As much of a bad dream as Donald Trump’s presidency may be, his young son Barron needs to be off limits from scrutiny and badgering. He should be afforded the opportunity to have as normal a childhood as can be, given the position held by his father. Unfortunately, given the “alternative facts” generally proffered by his father, young Mr.
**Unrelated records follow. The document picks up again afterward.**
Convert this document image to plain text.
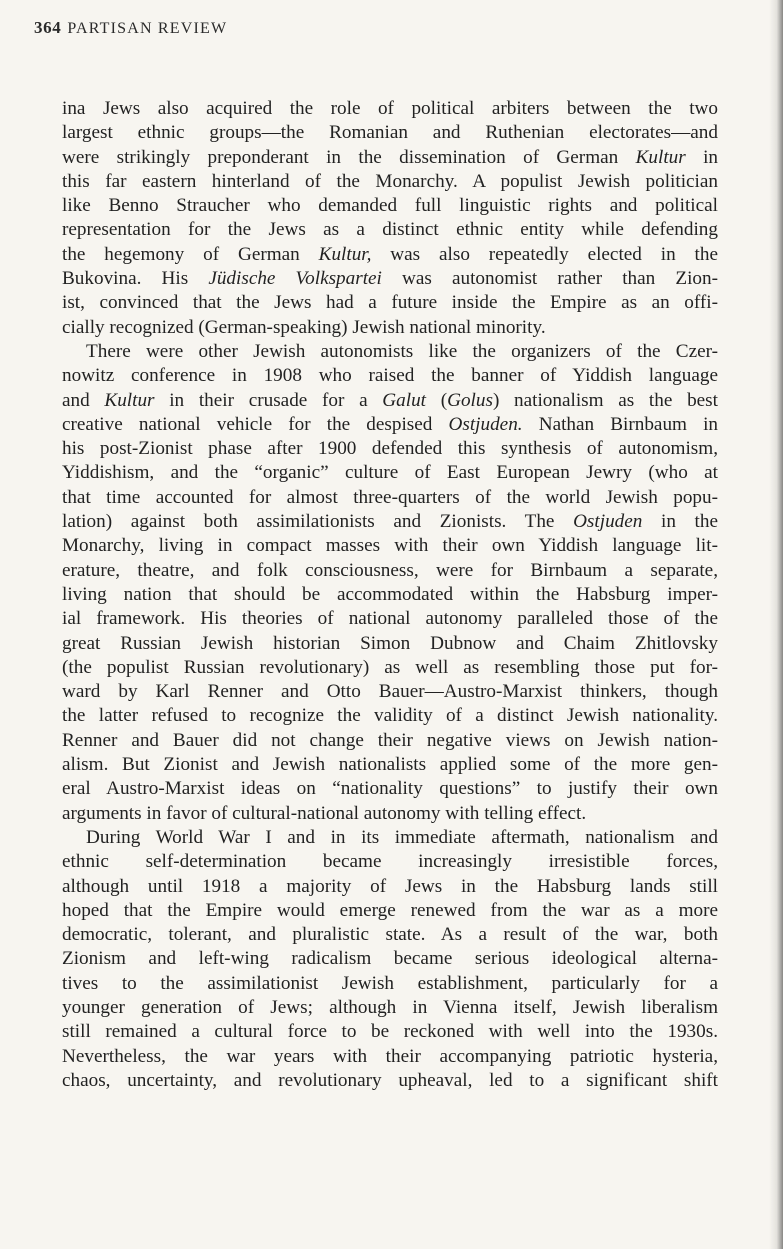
364 PARTISAN REVIEW
ina Jews also acquired the role of political arbiters between the two
largest ethnic groups—the Romanian and Ruthenian electorates—and
were strikingly preponderant in the dissemination of German Kultur in
this far eastern hinterland of the Monarchy. A populist Jewish politician
like Benno Straucher who demanded full linguistic rights and political
representation for the Jews as a distinct ethnic entity while defending
the hegemony of German Kultur, was also repeatedly elected in the
Bukovina. His Jüdische Volkspartei was autonomist rather than Zion-
ist, convinced that the Jews had a future inside the Empire as an offi-
cially recognized (German-speaking) Jewish national minority.
There were other Jewish autonomists like the organizers of the Czer-
nowitz conference in 1908 who raised the banner of Yiddish language
and Kultur in their crusade for a Galut (Golus) nationalism as the best
creative national vehicle for the despised Ostjuden. Nathan Birnbaum in
his post-Zionist phase after 1900 defended this synthesis of autonomism,
Yiddishism, and the “organic” culture of East European Jewry (who at
that time accounted for almost three-quarters of the world Jewish popu-
lation) against both assimilationists and Zionists. The Ostjuden in the
Monarchy, living in compact masses with their own Yiddish language lit-
erature, theatre, and folk consciousness, were for Birnbaum a separate,
living nation that should be accommodated within the Habsburg imper-
ial framework. His theories of national autonomy paralleled those of the
great Russian Jewish historian Simon Dubnow and Chaim Zhitlovsky
(the populist Russian revolutionary) as well as resembling those put for-
ward by Karl Renner and Otto Bauer—Austro-Marxist thinkers, though
the latter refused to recognize the validity of a distinct Jewish nationality.
Renner and Bauer did not change their negative views on Jewish nation-
alism. But Zionist and Jewish nationalists applied some of the more gen-
eral Austro-Marxist ideas on “nationality questions” to justify their own
arguments in favor of cultural-national autonomy with telling effect.
During World War I and in its immediate aftermath, nationalism and
ethnic self-determination became increasingly irresistible forces,
although until 1918 a majority of Jews in the Habsburg lands still
hoped that the Empire would emerge renewed from the war as a more
democratic, tolerant, and pluralistic state. As a result of the war, both
Zionism and left-wing radicalism became serious ideological alterna-
tives to the assimilationist Jewish establishment, particularly for a
younger generation of Jews; although in Vienna itself, Jewish liberalism
still remained a cultural force to be reckoned with well into the 1930s.
Nevertheless, the war years with their accompanying patriotic hysteria,
chaos, uncertainty, and revolutionary upheaval, led to a significant shift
Trump will spend these years continually hearing his dad being lambasted for his lies – and that, too, is a shame.

IV. Long Walk

If I begin by saying Russell Westbrook is having a season like few players have ever had, averaging a triple-double halfway through, I won’t feel bad in adding that Jill Scott couldn’t even have imagined a Long Walk like Westbrook did against the Warriors.
If you didn’t see it, check this out:

While we’re talking traveling, let’s not leave out fellow MVP candidate James Harden, who seems to frequently “Euro-step” his way almost to Europe without being called.

V. Bartolo

MLB pitchers and catchers will be reporting to spring training in less than a month, which leads me to think about the homer-hitting, behind the back-tossing Bartolo Colon, who will spend his 44th birthday as a pitcher for the Atlanta Braves. Met fans may regret this over time; while much is always written about the great young arms on the Mets, the 40+ Colon was as key as any of them – and more durable than most of them – during the last couple of years.

VI. Super Bowl

If you have a million or two to invest in a Super Bowl commercial, make sure it runs before the fourth quarter, which may be like that of so many Golden State Warriors’ games, where Steph Curry and the starters never see the floor in the fourth quarter. My guess is that by then the only question may be which Patriot is going to Disney.

VII. Are You Kidding?

Senator Elizabeth Warren was right…Donald Trump can’t stand being beaten (even in just the popular vote) by a girl, nor can he stand his inaugural crowd beaten by women the next day. So he wants a massive voter fraud investigation into how 3-5 million illegals voted, presumably all against him, a widely debunked claim he makes with absolutely no evidence. Perhaps he will offer to fund this wild goose chase with the money he has withheld from taxes.

Of course, he can begin the investigation totally in-house with his racism-peddling aide Steve Bannon, who is registered to vote in two states.